Blog Archive

Thursday, January 22, 2026

TO BLOG OR NOT TO BLOG

         


Somehow, I thought that writing and posting to my blog just once a day would be a breeze. After all, I’m a very fast typer but unfortunately not a fast thinker or at least unable to think as fast as I type. My problem with writing and posting is, I think, two-fold. First, I don’t want to be boring and second, I don’t’ want to use this merely to whine about whatever is annoying me at the moment.

          So, what does that leave me with when it comes to writing and blogging. I’m not altogether sure. It’s not like I’m living a hugely exciting life. I’m not traveling anywhere, don’t have a lover, or even a close male friend, haven’t assumed any new bad or good habits, and don’t participate in any activities that are noteworthy. In fact, my life is quite boring and I wouldn’t read anything written by me if I were the reader as opposed to the writer.

          Not only that, but I’m having a very hard time keeping a positive attitude for a variety of reasons. I guess the biggest reason for my negativity is the fact that there is just me, myself and I when it comes to the day-to-day living. I suppose I should be proud of myself for being able to move along without having much in the way of constructive criticism or having anyone that tells me how great I am. Still, it would be good to receive a pat on the back now and then…more now than then.

          I find myself wondering if other people (women mostly I guess) reach a point in their lives, as I seem to have reached in mine, where there doesn’t seem to be much of a point or reward for getting through each and every day. True, I have Kuma who provides me with lots of affection and attention, but it’s not the same as the affection and attention garnered from family and friends thirty or forty years ago.

          It’s as though I’ve reached a plateau where I sit, just me myself and I, waiting for the final chapter of my life. Should I not wake up tomorrow, just how many people would actually miss me going forward. As it stands now, with the exception of a very few, I truly believe I could slip off that plateau and be missed by fewer people than the fingers on one hand. That idea makes me rather sad.

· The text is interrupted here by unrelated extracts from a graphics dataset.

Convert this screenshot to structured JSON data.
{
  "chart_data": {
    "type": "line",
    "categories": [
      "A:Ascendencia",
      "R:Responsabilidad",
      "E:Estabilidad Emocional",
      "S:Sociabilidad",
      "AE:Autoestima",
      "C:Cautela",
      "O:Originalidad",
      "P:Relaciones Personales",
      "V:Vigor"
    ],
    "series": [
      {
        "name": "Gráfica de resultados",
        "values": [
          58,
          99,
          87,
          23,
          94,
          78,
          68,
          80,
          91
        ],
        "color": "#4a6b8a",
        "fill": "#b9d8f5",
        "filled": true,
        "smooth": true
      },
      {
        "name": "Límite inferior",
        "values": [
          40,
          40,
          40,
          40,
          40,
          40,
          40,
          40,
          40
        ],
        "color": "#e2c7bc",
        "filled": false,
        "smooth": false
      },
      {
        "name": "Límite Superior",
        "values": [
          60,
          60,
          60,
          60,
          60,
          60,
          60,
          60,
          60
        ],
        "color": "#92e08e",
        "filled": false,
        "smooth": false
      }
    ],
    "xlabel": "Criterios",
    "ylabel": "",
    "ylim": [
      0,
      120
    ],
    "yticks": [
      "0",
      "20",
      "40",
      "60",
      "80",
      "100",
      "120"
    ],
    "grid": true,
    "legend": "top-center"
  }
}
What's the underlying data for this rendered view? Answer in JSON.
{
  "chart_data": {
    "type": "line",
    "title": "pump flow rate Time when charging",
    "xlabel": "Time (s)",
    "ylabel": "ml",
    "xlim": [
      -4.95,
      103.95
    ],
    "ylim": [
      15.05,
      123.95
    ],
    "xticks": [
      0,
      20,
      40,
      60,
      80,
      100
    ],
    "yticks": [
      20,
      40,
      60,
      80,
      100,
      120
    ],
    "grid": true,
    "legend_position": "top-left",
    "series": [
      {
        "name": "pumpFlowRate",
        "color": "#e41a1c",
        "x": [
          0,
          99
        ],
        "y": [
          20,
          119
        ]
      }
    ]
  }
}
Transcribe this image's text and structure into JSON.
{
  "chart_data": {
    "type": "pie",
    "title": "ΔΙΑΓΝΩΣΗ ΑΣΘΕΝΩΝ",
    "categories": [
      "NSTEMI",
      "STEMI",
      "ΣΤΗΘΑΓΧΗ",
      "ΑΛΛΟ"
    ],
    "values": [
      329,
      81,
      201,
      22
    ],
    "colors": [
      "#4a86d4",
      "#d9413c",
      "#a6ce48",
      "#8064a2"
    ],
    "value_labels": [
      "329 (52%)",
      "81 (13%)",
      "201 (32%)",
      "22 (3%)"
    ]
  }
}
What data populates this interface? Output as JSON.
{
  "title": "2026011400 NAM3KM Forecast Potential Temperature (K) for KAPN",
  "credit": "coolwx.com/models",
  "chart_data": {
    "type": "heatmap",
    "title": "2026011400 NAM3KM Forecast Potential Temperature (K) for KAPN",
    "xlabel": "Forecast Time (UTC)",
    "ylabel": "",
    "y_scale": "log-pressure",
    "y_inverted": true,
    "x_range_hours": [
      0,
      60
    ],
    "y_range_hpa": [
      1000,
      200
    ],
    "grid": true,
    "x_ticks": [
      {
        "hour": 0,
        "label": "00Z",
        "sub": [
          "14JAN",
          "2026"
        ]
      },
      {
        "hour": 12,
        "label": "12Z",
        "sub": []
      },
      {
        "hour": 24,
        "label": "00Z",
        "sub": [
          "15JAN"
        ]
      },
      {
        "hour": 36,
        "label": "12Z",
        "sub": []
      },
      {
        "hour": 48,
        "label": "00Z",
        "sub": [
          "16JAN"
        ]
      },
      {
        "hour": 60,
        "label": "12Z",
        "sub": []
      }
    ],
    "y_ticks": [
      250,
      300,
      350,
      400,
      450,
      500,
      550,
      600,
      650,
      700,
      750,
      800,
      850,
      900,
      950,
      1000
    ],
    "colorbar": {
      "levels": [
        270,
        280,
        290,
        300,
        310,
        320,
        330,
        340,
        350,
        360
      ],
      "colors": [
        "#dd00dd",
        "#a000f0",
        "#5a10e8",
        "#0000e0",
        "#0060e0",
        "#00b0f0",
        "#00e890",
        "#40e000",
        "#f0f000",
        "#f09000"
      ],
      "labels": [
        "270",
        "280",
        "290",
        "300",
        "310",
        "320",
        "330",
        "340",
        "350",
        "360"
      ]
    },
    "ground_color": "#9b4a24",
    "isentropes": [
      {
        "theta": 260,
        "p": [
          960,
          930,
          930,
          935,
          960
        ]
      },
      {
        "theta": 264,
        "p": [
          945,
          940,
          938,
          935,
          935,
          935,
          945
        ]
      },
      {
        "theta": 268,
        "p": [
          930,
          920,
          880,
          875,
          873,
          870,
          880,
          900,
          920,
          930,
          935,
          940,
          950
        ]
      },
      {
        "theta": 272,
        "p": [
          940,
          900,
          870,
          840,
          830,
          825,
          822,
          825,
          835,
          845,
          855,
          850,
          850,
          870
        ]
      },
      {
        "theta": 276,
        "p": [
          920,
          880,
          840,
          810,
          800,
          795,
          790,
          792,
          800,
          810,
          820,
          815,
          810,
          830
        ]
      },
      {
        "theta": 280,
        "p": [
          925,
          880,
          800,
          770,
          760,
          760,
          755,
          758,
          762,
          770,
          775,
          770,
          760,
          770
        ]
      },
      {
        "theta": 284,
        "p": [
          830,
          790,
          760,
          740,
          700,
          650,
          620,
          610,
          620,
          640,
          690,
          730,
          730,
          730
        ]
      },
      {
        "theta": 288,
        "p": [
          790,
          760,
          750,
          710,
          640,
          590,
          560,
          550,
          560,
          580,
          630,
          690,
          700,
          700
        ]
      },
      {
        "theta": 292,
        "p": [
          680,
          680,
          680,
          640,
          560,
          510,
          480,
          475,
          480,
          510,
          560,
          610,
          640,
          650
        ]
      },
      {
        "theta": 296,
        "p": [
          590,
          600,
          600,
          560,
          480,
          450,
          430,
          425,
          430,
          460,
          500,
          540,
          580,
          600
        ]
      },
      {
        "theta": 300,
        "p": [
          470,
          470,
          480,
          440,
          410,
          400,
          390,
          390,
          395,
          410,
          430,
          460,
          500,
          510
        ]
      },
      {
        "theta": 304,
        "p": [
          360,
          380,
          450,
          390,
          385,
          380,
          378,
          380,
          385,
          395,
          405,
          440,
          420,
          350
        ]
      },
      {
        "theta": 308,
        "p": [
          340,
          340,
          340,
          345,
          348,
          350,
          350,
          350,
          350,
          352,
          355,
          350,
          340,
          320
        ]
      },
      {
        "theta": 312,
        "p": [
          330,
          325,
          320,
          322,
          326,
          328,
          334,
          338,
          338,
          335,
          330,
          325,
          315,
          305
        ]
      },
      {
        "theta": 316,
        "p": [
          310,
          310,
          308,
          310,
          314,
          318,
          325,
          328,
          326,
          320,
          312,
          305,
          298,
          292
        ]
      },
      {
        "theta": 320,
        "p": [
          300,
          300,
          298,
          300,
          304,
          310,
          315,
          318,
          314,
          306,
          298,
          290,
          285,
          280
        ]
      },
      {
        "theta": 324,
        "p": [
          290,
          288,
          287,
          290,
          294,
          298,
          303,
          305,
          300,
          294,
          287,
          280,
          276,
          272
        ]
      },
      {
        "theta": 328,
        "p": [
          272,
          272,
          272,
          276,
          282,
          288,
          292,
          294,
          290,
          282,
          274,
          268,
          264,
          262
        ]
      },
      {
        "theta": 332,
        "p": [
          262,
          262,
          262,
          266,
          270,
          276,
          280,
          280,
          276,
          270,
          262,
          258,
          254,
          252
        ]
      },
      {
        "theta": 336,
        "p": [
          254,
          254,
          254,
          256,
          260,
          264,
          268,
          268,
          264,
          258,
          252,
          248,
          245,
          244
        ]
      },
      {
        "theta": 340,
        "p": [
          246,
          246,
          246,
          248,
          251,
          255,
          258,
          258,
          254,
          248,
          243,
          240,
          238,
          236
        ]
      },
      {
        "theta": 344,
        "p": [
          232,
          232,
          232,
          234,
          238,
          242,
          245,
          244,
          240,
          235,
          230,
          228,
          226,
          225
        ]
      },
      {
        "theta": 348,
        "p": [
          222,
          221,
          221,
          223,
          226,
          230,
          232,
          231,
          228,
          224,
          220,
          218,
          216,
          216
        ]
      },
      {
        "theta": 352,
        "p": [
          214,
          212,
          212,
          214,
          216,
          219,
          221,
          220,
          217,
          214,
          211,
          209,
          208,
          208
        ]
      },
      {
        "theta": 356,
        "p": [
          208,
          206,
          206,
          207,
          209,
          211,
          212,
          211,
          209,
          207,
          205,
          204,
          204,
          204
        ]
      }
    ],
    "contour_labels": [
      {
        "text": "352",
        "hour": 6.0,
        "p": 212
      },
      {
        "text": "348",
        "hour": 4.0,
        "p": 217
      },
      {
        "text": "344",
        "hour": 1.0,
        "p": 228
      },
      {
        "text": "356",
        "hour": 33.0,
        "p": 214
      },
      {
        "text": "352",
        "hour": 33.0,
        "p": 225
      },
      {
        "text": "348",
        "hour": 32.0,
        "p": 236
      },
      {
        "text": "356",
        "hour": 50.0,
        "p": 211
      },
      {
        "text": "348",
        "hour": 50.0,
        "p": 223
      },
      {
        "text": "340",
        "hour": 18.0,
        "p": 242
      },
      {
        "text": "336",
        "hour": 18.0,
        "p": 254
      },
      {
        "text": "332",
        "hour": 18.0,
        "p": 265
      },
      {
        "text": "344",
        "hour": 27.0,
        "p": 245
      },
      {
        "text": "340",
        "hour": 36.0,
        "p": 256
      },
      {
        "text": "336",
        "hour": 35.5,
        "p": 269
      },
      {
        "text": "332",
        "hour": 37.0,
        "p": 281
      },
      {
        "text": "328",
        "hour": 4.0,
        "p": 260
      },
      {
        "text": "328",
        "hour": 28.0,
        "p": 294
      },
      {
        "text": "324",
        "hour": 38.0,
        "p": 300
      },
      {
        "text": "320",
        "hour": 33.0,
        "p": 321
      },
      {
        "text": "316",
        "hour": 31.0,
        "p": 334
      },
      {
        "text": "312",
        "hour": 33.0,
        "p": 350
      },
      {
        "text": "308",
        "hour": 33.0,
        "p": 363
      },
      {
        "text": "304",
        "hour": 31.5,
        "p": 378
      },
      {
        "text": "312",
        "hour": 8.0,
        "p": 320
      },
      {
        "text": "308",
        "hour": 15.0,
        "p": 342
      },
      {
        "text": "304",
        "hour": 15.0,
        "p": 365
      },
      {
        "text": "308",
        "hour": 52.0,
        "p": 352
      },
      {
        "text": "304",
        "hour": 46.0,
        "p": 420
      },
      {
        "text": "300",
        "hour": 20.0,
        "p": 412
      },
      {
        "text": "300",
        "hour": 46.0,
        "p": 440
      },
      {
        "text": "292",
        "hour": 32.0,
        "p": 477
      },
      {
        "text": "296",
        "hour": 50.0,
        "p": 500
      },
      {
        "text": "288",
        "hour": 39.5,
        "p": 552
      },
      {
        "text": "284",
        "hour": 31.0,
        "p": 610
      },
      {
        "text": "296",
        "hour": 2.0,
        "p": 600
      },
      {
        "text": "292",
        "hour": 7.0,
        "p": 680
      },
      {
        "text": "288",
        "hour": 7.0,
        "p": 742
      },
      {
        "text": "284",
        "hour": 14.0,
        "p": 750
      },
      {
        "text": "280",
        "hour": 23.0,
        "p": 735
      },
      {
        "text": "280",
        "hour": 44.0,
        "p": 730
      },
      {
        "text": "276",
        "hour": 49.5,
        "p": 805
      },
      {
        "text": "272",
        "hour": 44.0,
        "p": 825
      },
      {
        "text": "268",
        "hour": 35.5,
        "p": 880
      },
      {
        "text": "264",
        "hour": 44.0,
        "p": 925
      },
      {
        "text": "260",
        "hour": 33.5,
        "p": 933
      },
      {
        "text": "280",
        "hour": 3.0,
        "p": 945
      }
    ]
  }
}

          I guess you could say I’m having a pity party for myself as I write this. I believe it’s mainly because I don’t feel very clever or original when it comes to blog posting. It was supposed to be something fun, that would engage my creative side and provide me with some positivity in my life…don’t think that’s actually happening.

          So, I guess I’ll go ahead and put this up for tomorrow’s publication. Whether I continue to add to this blog on a daily basis feels like a mystery at this point. Perhaps a good night’s sleep, the elimination of things on  my “to do” list, and a huge effort on my part to look through rose-colored glasses might make it all better...or that's at least my hope.